I'm about to upgrade (change) my laptop. I have to choose between nvidia optimus - which doesn't work on linux at all - and ATI cards - which I've heard don't work well on linux. Or do they ?

----------

## rh1

My home system uses ati. It's always worked good for me on linux. I haven't really had any performance issues. The main problem i've had is the closed sources ati-drivers lagging behind the newest versions of xorg. Sometimes you end up either having to mask newer xorg or unmask beta version of ati-drivers. Be careful if your buying a just released card as it might not be compatible yet. I'd check the ati website for cards supported by the latest version.

----------

## Gabriel_Blake

I was waiting for more replies, but yours is sufficient  :Smile: 

Thanks. I'll go with the Radeon 5650 laptop :]

----------

## kingfame_147

I got a HD 5750 at my computer.

I would suggest that you use the opensource radeon driver and not the closed source ati driver. The opensource driver works really really good nowerdays.

----------

## rh1

 *Quote:*   

> I would suggest that you use the opensource radeon driver and not the closed source ati driver. The opensource driver works really really good nowerdays.

 

I was sold on using open-source driver, everything was going great, right up till i tried to run games in wine. It would run at maybe 1 or 2 fps. Basically games were unplayable. Last time i tried was over summer with intergrated ati 3200HD. Until that changes i'll stick with closed source driver.

----------

## kingfame_147

 *rh1 wrote:*   

>  *Quote:*   I would suggest that you use the opensource radeon driver and not the closed source ati driver.

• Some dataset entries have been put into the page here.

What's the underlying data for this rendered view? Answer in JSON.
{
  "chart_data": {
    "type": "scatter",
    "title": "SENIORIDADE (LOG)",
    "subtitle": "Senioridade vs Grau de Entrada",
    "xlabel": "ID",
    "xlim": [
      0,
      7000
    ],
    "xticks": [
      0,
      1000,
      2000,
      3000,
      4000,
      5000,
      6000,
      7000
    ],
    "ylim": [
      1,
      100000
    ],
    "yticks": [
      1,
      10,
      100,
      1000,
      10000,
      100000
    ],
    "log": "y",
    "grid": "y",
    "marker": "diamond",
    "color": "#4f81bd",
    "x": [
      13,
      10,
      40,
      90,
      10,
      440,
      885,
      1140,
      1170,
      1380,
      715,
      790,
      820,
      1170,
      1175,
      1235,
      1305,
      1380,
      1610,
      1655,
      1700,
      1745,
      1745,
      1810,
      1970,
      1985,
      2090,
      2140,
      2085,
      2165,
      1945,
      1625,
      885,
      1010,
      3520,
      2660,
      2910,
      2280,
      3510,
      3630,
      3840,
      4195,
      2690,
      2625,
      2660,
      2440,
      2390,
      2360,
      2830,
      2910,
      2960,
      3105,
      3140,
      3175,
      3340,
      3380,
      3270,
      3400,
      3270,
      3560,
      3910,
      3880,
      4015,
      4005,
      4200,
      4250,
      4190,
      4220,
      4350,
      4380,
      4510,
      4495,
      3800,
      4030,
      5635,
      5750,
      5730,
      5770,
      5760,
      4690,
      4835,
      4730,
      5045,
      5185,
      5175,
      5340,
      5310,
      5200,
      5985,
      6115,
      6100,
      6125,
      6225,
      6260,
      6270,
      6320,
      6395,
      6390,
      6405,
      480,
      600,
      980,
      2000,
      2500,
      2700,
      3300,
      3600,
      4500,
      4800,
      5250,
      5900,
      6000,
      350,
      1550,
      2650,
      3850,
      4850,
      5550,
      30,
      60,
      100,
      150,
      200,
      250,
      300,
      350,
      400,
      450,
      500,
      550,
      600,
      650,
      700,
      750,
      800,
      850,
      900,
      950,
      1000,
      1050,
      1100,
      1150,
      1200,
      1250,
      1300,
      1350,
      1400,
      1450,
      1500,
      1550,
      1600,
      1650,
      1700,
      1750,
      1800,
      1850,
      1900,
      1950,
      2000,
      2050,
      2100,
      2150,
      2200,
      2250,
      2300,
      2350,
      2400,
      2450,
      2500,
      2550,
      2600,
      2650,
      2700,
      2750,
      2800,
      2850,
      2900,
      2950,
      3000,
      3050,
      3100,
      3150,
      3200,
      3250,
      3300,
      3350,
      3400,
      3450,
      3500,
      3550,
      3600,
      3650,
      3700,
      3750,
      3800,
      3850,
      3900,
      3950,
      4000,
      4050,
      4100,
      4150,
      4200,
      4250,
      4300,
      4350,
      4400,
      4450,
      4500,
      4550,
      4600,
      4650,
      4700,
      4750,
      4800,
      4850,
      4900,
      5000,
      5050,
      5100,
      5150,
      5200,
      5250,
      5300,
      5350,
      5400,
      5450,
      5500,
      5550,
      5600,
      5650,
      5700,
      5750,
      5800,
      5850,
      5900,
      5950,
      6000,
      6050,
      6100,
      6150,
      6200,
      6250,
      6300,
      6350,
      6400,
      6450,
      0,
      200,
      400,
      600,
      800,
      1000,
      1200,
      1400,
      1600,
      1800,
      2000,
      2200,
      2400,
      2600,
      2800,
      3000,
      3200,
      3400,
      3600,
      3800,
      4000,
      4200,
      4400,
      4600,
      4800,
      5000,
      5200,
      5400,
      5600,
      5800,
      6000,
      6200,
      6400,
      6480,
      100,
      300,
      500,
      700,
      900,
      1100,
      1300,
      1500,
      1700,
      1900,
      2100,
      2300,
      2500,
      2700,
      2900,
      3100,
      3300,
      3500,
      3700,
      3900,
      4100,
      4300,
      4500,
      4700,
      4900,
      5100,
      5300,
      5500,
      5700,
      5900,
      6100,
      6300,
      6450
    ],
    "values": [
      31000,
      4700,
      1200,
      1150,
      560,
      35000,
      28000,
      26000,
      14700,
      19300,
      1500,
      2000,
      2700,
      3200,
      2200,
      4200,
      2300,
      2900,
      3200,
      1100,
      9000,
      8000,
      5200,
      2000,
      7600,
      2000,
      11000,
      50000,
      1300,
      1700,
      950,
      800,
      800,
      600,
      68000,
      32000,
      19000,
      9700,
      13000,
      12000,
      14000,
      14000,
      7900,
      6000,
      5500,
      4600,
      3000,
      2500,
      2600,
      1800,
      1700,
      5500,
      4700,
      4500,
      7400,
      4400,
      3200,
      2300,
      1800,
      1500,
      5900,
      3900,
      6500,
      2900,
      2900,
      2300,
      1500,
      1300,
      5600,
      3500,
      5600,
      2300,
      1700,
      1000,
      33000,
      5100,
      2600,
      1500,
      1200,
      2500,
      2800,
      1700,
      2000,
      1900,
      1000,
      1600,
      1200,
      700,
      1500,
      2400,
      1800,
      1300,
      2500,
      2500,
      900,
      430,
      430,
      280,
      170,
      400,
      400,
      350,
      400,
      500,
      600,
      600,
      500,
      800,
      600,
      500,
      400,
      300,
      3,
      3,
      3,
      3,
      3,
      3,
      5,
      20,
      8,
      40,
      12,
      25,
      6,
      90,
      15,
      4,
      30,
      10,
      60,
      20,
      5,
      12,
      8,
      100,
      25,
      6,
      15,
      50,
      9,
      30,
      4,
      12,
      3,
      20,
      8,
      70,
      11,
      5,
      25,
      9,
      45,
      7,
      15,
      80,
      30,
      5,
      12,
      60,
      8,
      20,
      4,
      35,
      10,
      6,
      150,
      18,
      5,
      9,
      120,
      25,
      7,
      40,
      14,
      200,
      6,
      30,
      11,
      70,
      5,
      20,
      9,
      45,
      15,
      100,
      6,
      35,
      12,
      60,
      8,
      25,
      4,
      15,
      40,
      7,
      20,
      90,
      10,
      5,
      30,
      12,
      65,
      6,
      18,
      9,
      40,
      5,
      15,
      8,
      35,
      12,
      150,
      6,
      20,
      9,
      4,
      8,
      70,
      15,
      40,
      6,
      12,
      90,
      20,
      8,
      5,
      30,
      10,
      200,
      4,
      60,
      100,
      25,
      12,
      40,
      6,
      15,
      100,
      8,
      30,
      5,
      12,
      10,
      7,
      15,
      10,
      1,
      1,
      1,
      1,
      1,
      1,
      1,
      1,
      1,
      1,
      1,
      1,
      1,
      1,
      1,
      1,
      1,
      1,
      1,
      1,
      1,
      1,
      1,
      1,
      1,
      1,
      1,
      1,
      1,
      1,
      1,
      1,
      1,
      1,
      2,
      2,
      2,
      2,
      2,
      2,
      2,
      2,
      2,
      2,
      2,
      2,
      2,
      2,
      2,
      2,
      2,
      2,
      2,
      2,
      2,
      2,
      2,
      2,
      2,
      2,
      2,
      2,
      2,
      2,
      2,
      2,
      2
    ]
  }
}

The opensource driver works really really good nowerdays. 
> 
> I was sold on using open-source driver, everything was going great, right up till i tried to run games in wine. It would run at maybe 1 or 2 fps. Basically games were unplayable. Last time i tried was over summer with intergrated ati 3200HD. Until that changes i'll stick with closed source driver.

 

I can't test that for you because I don't play games and have no game to try :/

Linux games are working without a problem.

----------

## chithanh

The problem with wine on amd64 systems is that wine is a 32 bit application. This makes upgrading mesa for wine harder, if you are not satisfied with the version from emul-linux-x86-opengl.

----------